Les diatomées sont présentes dans tous les océans et dans les eaux douces du monde entier et jouent un rôle crucial en tant que producteurs primaires, formant la base de nombreuses chaînes alimentaires aquatiques. Dans les régions polaires, les diatomées de glace sont particulièrement importantes, car elles fournissent des ressources alimentaires sous la glace et contribuent aux blooms de printemps qui alimentent l’écosystème.
L’étude, récemment publiée dans PNAS et dirigée par des chercheurs de l’Université Stanford, montre que ces diatomées arctiques font plus que survivre dans la glace. Elles glissent sur sa surface grâce à une fine couche adhésive et de minuscules moteurs moléculaires similaires aux protéines qui permettent la contraction des muscles humains. La couche agit comme une corde, aidant les diatomées à se propulser même à des températures extrêmement basses. Les diatomées parentes des eaux plus chaudes ne peuvent pas se déplacer sur la glace, car elles n’y adhèrent pas suffisamment.

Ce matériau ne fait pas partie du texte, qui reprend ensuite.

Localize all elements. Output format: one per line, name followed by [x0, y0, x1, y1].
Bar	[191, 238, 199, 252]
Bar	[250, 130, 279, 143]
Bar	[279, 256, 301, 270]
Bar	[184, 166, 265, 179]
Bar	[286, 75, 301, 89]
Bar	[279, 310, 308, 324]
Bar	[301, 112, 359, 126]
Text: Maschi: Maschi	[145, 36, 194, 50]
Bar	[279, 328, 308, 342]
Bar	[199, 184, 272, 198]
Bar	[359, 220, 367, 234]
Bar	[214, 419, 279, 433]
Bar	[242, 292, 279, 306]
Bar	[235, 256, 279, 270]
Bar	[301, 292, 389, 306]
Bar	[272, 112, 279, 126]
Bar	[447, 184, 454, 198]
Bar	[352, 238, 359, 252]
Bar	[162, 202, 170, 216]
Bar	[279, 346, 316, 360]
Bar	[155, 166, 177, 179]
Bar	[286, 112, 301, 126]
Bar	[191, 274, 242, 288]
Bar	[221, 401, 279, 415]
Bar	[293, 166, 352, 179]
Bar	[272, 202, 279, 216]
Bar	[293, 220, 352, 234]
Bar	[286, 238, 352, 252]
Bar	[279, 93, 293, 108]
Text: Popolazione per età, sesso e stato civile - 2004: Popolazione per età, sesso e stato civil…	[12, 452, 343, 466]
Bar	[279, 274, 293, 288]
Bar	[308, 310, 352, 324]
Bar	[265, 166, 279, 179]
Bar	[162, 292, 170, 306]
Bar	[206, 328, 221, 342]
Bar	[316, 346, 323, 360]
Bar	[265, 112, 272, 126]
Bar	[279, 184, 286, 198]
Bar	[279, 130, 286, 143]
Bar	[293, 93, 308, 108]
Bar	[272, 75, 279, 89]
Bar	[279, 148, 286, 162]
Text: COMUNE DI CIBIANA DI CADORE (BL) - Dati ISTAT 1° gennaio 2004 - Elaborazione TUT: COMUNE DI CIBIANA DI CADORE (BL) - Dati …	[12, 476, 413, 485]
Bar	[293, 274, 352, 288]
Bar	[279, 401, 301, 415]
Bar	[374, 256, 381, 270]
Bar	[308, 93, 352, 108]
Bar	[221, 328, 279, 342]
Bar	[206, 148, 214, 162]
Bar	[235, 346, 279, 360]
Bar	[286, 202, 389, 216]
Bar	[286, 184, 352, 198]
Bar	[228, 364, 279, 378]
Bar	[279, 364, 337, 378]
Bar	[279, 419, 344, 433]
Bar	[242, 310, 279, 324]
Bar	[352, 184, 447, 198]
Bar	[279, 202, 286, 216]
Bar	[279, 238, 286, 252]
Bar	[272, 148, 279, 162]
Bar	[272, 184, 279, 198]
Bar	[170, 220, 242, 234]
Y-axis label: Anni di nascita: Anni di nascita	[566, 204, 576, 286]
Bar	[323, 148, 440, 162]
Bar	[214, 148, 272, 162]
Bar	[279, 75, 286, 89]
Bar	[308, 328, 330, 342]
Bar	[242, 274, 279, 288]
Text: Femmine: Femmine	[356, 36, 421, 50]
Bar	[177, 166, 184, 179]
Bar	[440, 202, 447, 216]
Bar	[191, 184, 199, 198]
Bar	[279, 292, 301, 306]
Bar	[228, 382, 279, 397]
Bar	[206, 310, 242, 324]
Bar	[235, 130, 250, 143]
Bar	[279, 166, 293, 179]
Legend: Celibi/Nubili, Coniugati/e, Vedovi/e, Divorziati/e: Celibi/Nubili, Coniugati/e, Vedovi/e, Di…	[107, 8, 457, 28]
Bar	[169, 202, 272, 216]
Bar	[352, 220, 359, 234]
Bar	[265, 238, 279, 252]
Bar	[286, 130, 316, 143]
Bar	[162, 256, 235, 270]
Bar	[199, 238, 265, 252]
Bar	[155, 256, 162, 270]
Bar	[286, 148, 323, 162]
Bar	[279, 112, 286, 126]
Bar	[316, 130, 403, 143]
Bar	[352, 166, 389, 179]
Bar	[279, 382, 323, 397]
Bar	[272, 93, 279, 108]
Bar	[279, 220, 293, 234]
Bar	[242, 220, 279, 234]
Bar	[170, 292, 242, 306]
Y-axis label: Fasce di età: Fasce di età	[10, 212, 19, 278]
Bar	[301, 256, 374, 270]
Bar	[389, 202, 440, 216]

Pour cette étude, les chercheurs ont prélevé des carottes de glace dans la mer des Tchouktches, au nord du détroit de Béring entre l’Alaska et la Sibérie, et ont observé les diatomées directement dans la glace avec un microscope à bord du navire de recherche. Au laboratoire, ils ont recréé l’environnement naturel avec de fines couches de glace et des microcanaux, montrant que les diatomées restent mobiles même dans le froid extrême.
Comparées à leurs parentes des eaux plus chaudes, les diatomées arctiques se déplacent plus rapidement, ce qui suggère un avantage évolutif dans leur environnement rigoureux. Comment leurs moteurs moléculaires continuent de fonctionner à des températures négatives reste une question ouverte pour de futures recherches.
Cette découverte souligne l’adaptabilité remarquable de la vie microscopique dans des environnements extrêmes et fournit de nouvelles perspectives sur la façon dont les diatomées se déplacent dans la glace et influencent les écosystèmes polaires ainsi que le cycle global du carbone.